Crecimiento económico: una sorpresa que despeja temores
Una de las principales objeciones a una nueva suba de tasas era el riesgo de frenar el crecimiento económico en los 21 países que comparten el euro. No obstante, los datos del segundo trimestre disiparon en parte esa preocupación: la economía de la zona euro creció un 0,4% en el período, el doble de lo que se esperaba, desmintiendo las proyecciones más pesimistas.
Este resultado le otorga al BCE un margen de maniobra mayor para actuar sobre las tasas sin comprometer de forma significativa la actividad económica. Si la economía puede sostener un ritmo de expansión razonable incluso en un contexto de tasas al alza, el costo de endurecer la política monetaria para contener la inflación zona euro se vuelve políticamente más aceptable y técnicamente más justificado.
Qué descuentan los mercados financieros
Los mercados financieros no esperan que el BCE se detenga en una sola subida. Las posiciones actuales en los mercados de tasas ya descuentan de manera plena al menos dos movimientos al alza: uno en octubre y otro en abril del año siguiente. Esta expectativa refleja la convicción de que el BCE deberá actuar de forma sostenida para ancllar las expectativas de inflación y evitar un desanclaje que complique aún más la gestión de la política monetaria en la región.
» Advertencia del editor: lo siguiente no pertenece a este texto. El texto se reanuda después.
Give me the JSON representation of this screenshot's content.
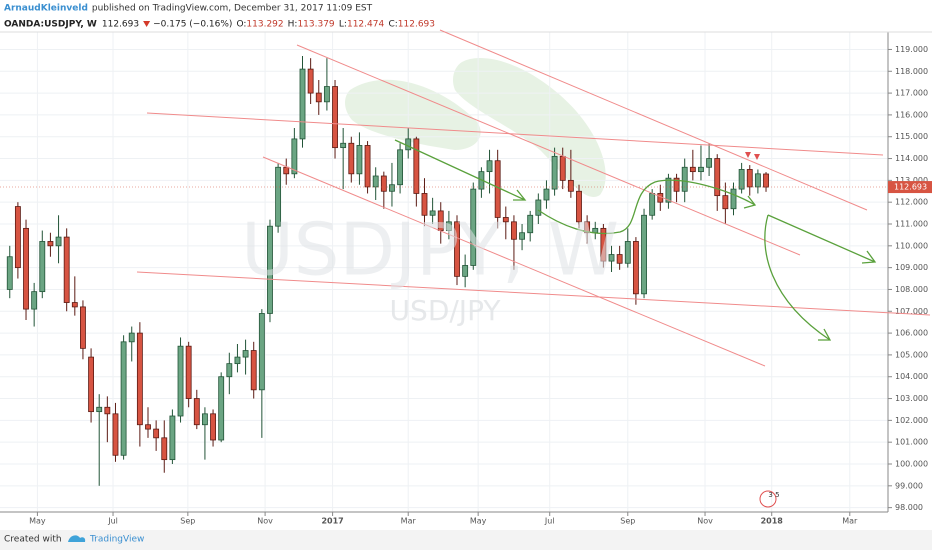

En ese contexto, el dato de julio sobre la inflación zona euro no es un punto de inflexión aislado, sino un eslabón más en una cadena de lecturas que apuntan en la misma dirección: los precios siguen siendo más persistentes de lo deseado, y el BCE tiene tanto los argumentos como el espacio económico necesario para continuar con su ciclo de ajuste monetario.
Perspectivas para los proximos meses
El panorama de corto plazo estara condicionado por la evolucion del conflicto en Medio Oriente y su impacto sobre los precios del petroleo. Si las tensiones geopoliticas se intensifican, el componente energetico podria volver a empujar el indice general hacia arriba, complicando aun mas la tarea del BCE. En cambio, una desescalada del conflicto podria aliviar parte de la presion y abrir la puerta a una pausa en el ciclo de subas.
Lo que parece claro, a la luz de los datos disponibles, es que la inflacion zona euro seguira siendo el eje central del debate de politica monetaria en Europa durante los proximos trimestres. El BCE tiene por delante una tarea delicada: controlar la inflacion sin ahogar el crecimiento, en un entorno global marcado por la incertidumbre geopolitica y la volatilidad de los mercados de commodities.